Vexed as I was with the idea of passing the night in this horrid place, there was no help for it; so I took up my portmanteau, and followed the landlady to a small room, if it deserved the appellation, which had been built after the cottage, and a door broken through the wall into it. Ceiling there was none; it had only lean-to rafters, with tiles overhead. I took a seat on the only stool that was in the room, and leant my elbow on the table in no very pleasant humour, when I heard the girl say, “And why don’t you let him go on to the castle? Sure the chaise is in the yard, and the horses are in the stable.”
“There’s orders ’gainst it, Kathleen,” replied the landlady. “Mr McDermott was here this blessed day, and who can deny him?”

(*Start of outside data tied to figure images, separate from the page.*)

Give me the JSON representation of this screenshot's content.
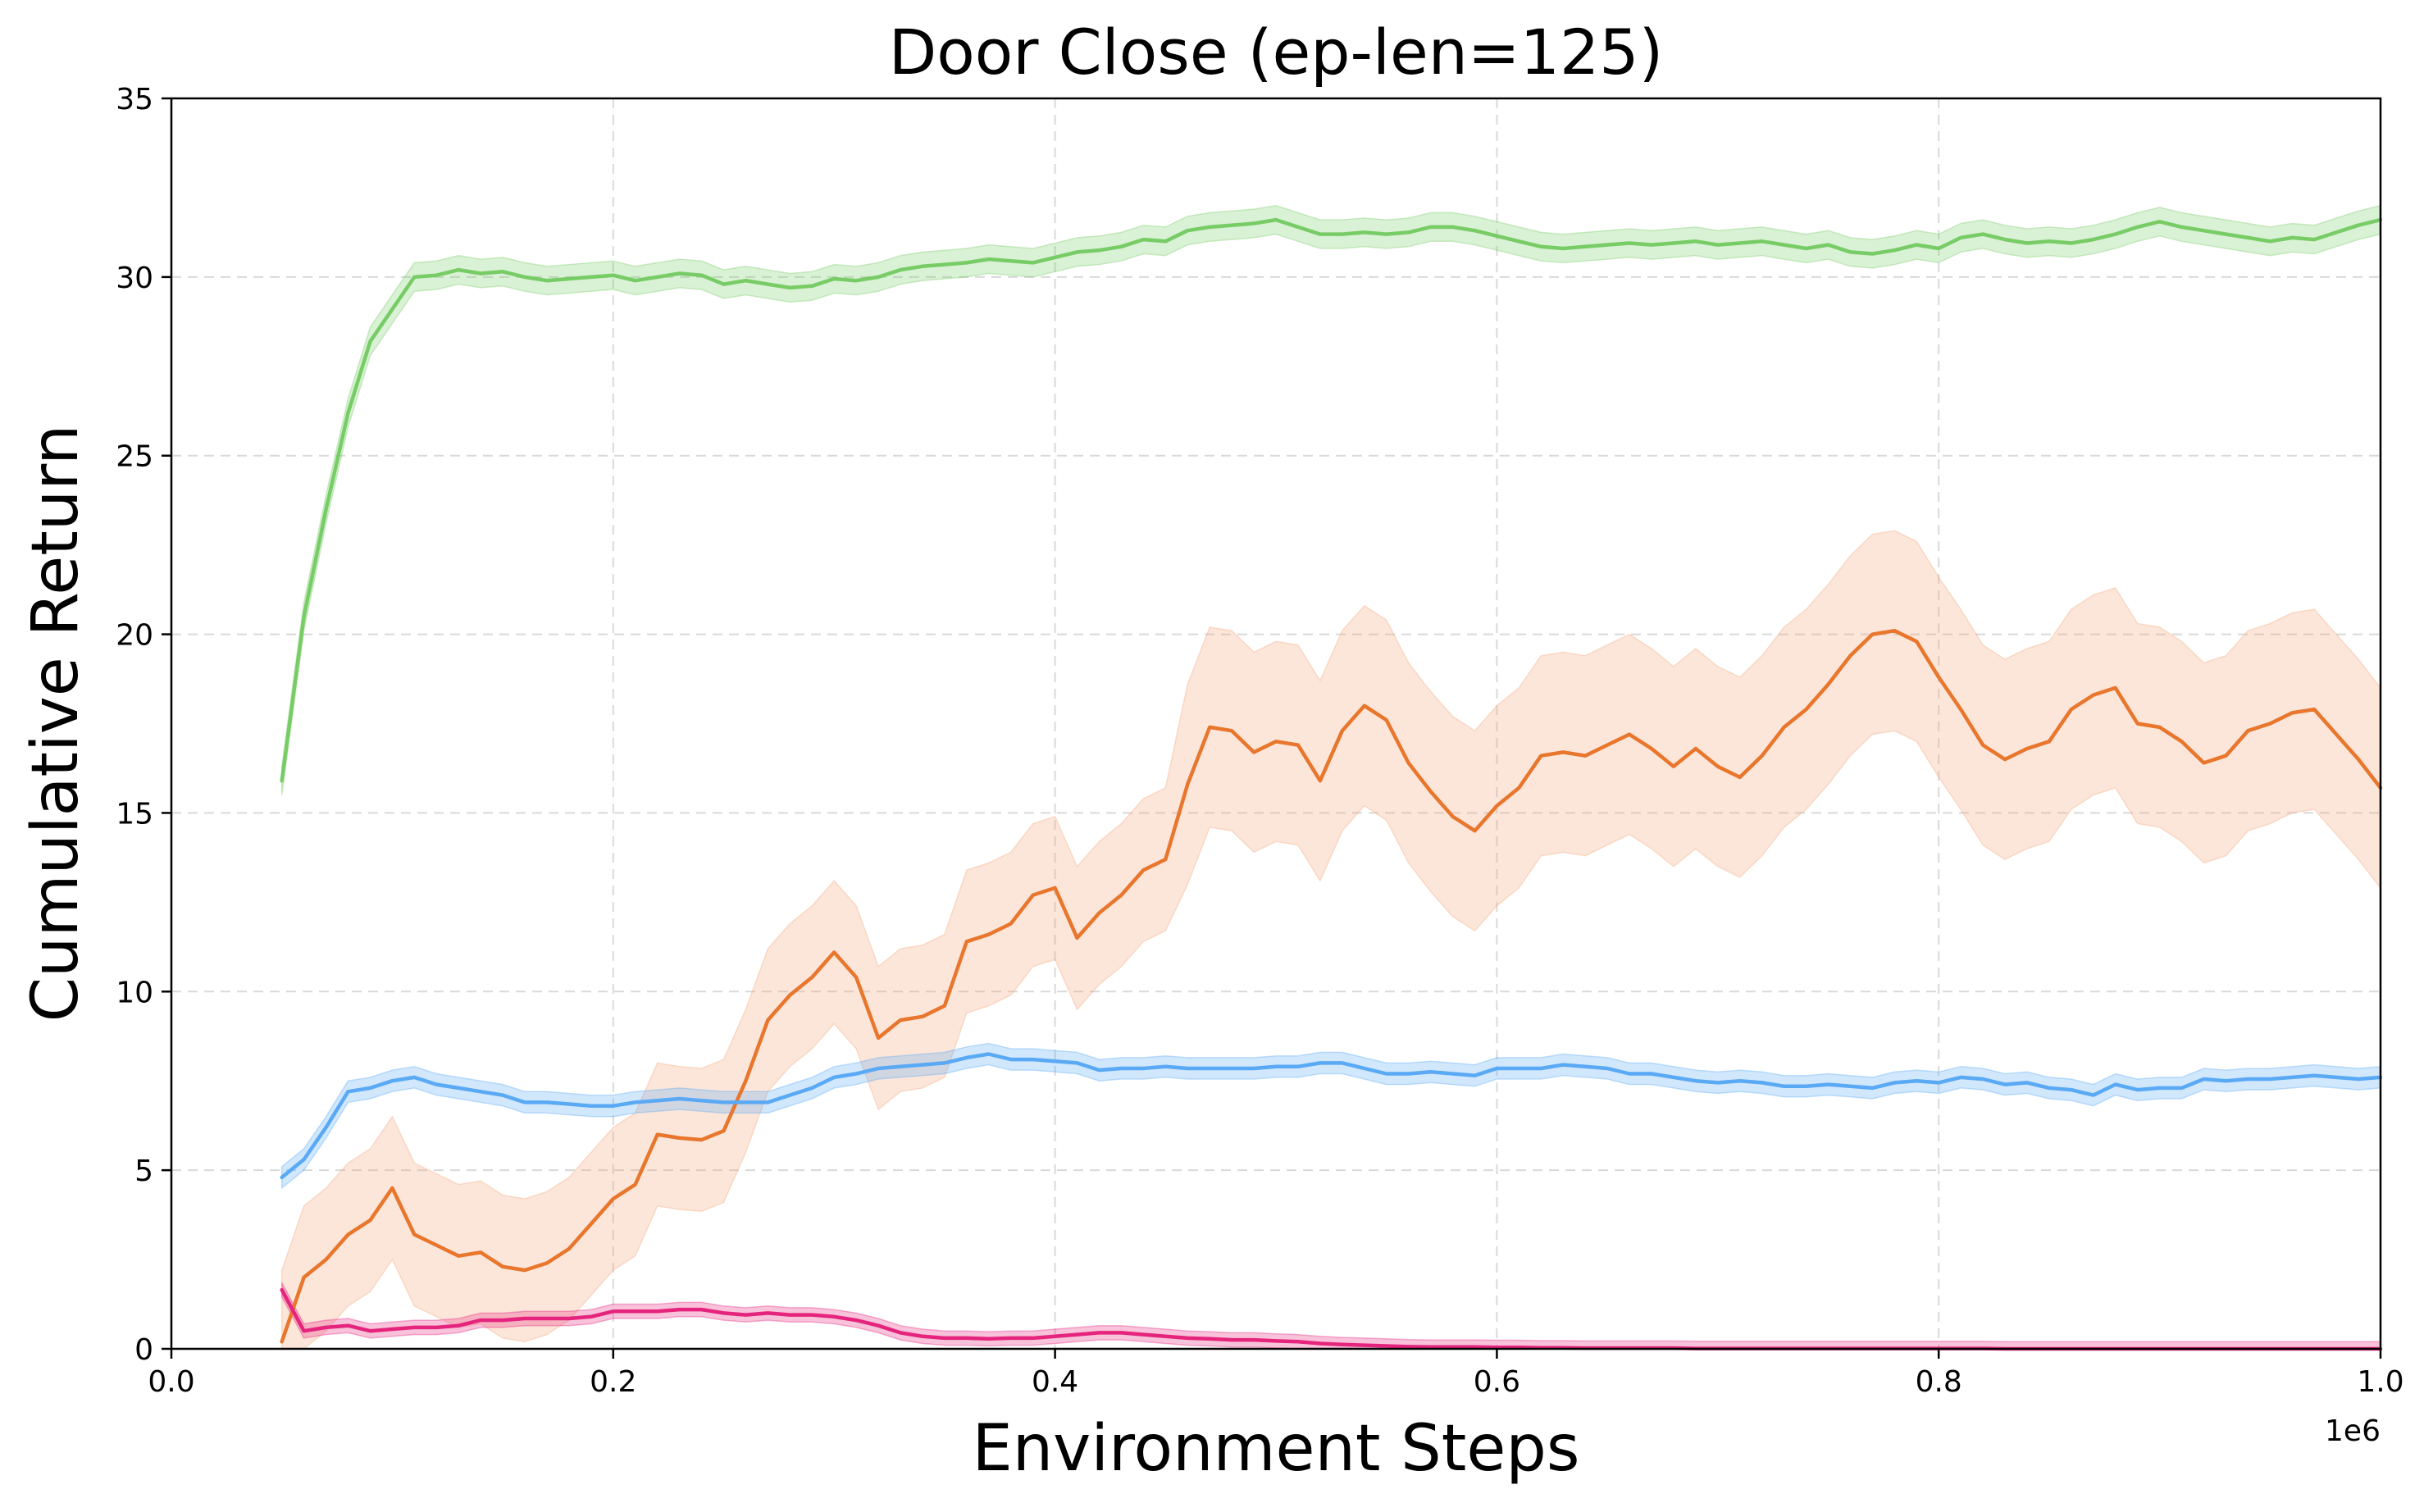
{
  "chart_data": {
    "type": "line",
    "title": "Door Close (ep-len=125)",
    "xlabel": "Environment Steps",
    "ylabel": "Cumulative Return",
    "x_offset_label": "1e6",
    "xlim": [
      0.0,
      1.0
    ],
    "ylim": [
      0,
      35
    ],
    "x_ticks": [
      0.0,
      0.2,
      0.4,
      0.6,
      0.8,
      1.0
    ],
    "x_tick_labels": [
      "0.0",
      "0.2",
      "0.4",
      "0.6",
      "0.8",
      "1.0"
    ],
    "y_ticks": [
      0,
      5,
      10,
      15,
      20,
      25,
      30,
      35
    ],
    "y_tick_labels": [
      "0",
      "5",
      "10",
      "15",
      "20",
      "25",
      "30",
      "35"
    ],
    "grid": true,
    "x": [
      0.05,
      0.06,
      0.07,
      0.08,
      0.09,
      0.1,
      0.11,
      0.12,
      0.13,
      0.14,
      0.15,
      0.16,
      0.17,
      0.18,
      0.19,
      0.2,
      0.21,
      0.22,
      0.23,
      0.24,
      0.25,
      0.26,
      0.27,
      0.28,
      0.29,
      0.3,
      0.31,
      0.32,
      0.33,
      0.34,
      0.35,
      0.36,
      0.37,
      0.38,
      0.39,
      0.4,
      0.41,
      0.42,
      0.43,
      0.44,
      0.45,
      0.46,
      0.47,
      0.48,
      0.49,
      0.5,
      0.51,
      0.52,
      0.53,
      0.54,
      0.55,
      0.56,
      0.57,
      0.58,
      0.59,
      0.6,
      0.61,
      0.62,
      0.63,
      0.64,
      0.65,
      0.66,
      0.67,
      0.68,
      0.69,
      0.7,
      0.71,
      0.72,
      0.73,
      0.74,
      0.75,
      0.76,
      0.77,
      0.78,
      0.79,
      0.8,
      0.81,
      0.82,
      0.83,
      0.84,
      0.85,
      0.86,
      0.87,
      0.88,
      0.89,
      0.9,
      0.91,
      0.92,
      0.93,
      0.94,
      0.95,
      0.96,
      0.97,
      0.98,
      0.99,
      1.0
    ],
    "series": [
      {
        "color": "#77cc66",
        "band_color": "#77cc66",
        "band": 0.4,
        "values": [
          15.9,
          20.5,
          23.5,
          26.2,
          28.2,
          29.1,
          30.0,
          30.05,
          30.2,
          30.1,
          30.15,
          30.0,
          29.9,
          29.95,
          30.0,
          30.05,
          29.9,
          30.0,
          30.1,
          30.05,
          29.8,
          29.9,
          29.8,
          29.7,
          29.75,
          29.95,
          29.9,
          30.0,
          30.2,
          30.3,
          30.35,
          30.4,
          30.5,
          30.45,
          30.4,
          30.55,
          30.7,
          30.75,
          30.85,
          31.05,
          31.0,
          31.3,
          31.4,
          31.45,
          31.5,
          31.6,
          31.4,
          31.2,
          31.2,
          31.25,
          31.2,
          31.25,
          31.4,
          31.4,
          31.3,
          31.15,
          31.0,
          30.85,
          30.8,
          30.85,
          30.9,
          30.95,
          30.9,
          30.95,
          31.0,
          30.9,
          30.95,
          31.0,
          30.9,
          30.8,
          30.9,
          30.7,
          30.65,
          30.75,
          30.9,
          30.8,
          31.1,
          31.2,
          31.05,
          30.95,
          31.0,
          30.95,
          31.05,
          31.2,
          31.4,
          31.55,
          31.4,
          31.3,
          31.2,
          31.1,
          31.0,
          31.1,
          31.05,
          31.25,
          31.45,
          31.6
        ]
      },
      {
        "color": "#e8762d",
        "band_color": "#f4a77a",
        "band": 2.0,
        "values": [
          0.2,
          2.0,
          2.5,
          3.2,
          3.6,
          4.5,
          3.2,
          2.9,
          2.6,
          2.7,
          2.3,
          2.2,
          2.4,
          2.8,
          3.5,
          4.2,
          4.6,
          6.0,
          5.9,
          5.85,
          6.1,
          7.5,
          9.2,
          9.9,
          10.4,
          11.1,
          10.4,
          8.7,
          9.2,
          9.3,
          9.6,
          11.4,
          11.6,
          11.9,
          12.7,
          12.9,
          11.5,
          12.2,
          12.7,
          13.4,
          13.7,
          15.8,
          17.4,
          17.3,
          16.7,
          17.0,
          16.9,
          15.9,
          17.3,
          18.0,
          17.6,
          16.4,
          15.6,
          14.9,
          14.5,
          15.2,
          15.7,
          16.6,
          16.7,
          16.6,
          16.9,
          17.2,
          16.8,
          16.3,
          16.8,
          16.3,
          16.0,
          16.6,
          17.4,
          17.9,
          18.6,
          19.4,
          20.0,
          20.1,
          19.8,
          18.8,
          17.9,
          16.9,
          16.5,
          16.8,
          17.0,
          17.9,
          18.3,
          18.5,
          17.5,
          17.4,
          17.0,
          16.4,
          16.6,
          17.3,
          17.5,
          17.8,
          17.9,
          17.2,
          16.5,
          15.7
        ]
      },
      {
        "color": "#5aa9f5",
        "band_color": "#5aa9f5",
        "band": 0.3,
        "values": [
          4.8,
          5.3,
          6.2,
          7.2,
          7.3,
          7.5,
          7.6,
          7.4,
          7.3,
          7.2,
          7.1,
          6.9,
          6.9,
          6.85,
          6.8,
          6.8,
          6.9,
          6.95,
          7.0,
          6.95,
          6.9,
          6.9,
          6.9,
          7.1,
          7.3,
          7.6,
          7.7,
          7.85,
          7.9,
          7.95,
          8.0,
          8.15,
          8.25,
          8.1,
          8.1,
          8.05,
          8.0,
          7.8,
          7.85,
          7.85,
          7.9,
          7.85,
          7.85,
          7.85,
          7.85,
          7.9,
          7.9,
          8.0,
          8.0,
          7.85,
          7.7,
          7.7,
          7.75,
          7.7,
          7.65,
          7.85,
          7.85,
          7.85,
          7.95,
          7.9,
          7.85,
          7.7,
          7.7,
          7.6,
          7.5,
          7.45,
          7.5,
          7.45,
          7.35,
          7.35,
          7.4,
          7.35,
          7.3,
          7.45,
          7.5,
          7.45,
          7.6,
          7.55,
          7.4,
          7.45,
          7.3,
          7.25,
          7.1,
          7.4,
          7.25,
          7.3,
          7.3,
          7.55,
          7.5,
          7.55,
          7.55,
          7.6,
          7.65,
          7.6,
          7.55,
          7.6
        ]
      },
      {
        "color": "#e5247d",
        "band_color": "#e5247d",
        "band": 0.2,
        "values": [
          1.65,
          0.5,
          0.6,
          0.65,
          0.5,
          0.55,
          0.6,
          0.6,
          0.65,
          0.8,
          0.8,
          0.85,
          0.85,
          0.85,
          0.9,
          1.05,
          1.05,
          1.05,
          1.1,
          1.1,
          1.0,
          0.95,
          1.0,
          0.95,
          0.95,
          0.9,
          0.8,
          0.65,
          0.45,
          0.35,
          0.3,
          0.3,
          0.28,
          0.3,
          0.3,
          0.35,
          0.4,
          0.45,
          0.45,
          0.4,
          0.35,
          0.3,
          0.28,
          0.25,
          0.25,
          0.22,
          0.2,
          0.15,
          0.12,
          0.1,
          0.08,
          0.06,
          0.05,
          0.05,
          0.05,
          0.04,
          0.04,
          0.03,
          0.03,
          0.02,
          0.02,
          0.02,
          0.02,
          0.02,
          0.01,
          0.01,
          0.01,
          0.01,
          0.01,
          0.01,
          0.01,
          0.01,
          0.01,
          0.01,
          0.01,
          0.01,
          0.01,
          0.01,
          0.0,
          0.0,
          0.0,
          0.0,
          0.0,
          0.0,
          0.0,
          0.0,
          0.0,
          0.0,
          0.0,
          0.0,
          0.0,
          0.0,
          0.0,
          0.0,
          0.0,
          0.0
        ]
      }
    ]
  }
}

“Who is he then?” replied the girl.
“An attorney with a warrant against Sir Henry; and, moreover, they say that he’s coming to ’strain upon the cattle of Jerry O’Toole for the tithes.”
“He’s a bould young chap, at all events,” replied the girl, “to come here all by himself.”
“Oh! but it’s not till to-morrow morning, and then we’ll have the troops here to assist him.”
“And does Jerry O’Toole know of this?”
“Sure enough he does; and I hope there’ll be no murder committed in my house this blessed night. But what can a poor widow do when McDermott holds up his finger? Now, go light the fire, Kathleen, and see if the poor young man wants anything; it’s a burning pity that he shouldn’t have something to comfort him before his misfortunes fall upon him.”
Kathleen made no reply. The horror that I felt at this discourse may easily be imagined. That it was intended that I should meet with foul play was certain, and I knew very well that, in such a desolate part of the country, the murder of an individual, totally unknown, would hardly be noticed. That I had been held up to the resentment of the inhabitants as a tithe collector, and an attorney with a warrant, was quite sufficient, I felt conscious, to induce them to make away with me. How to undeceive them was the difficulty.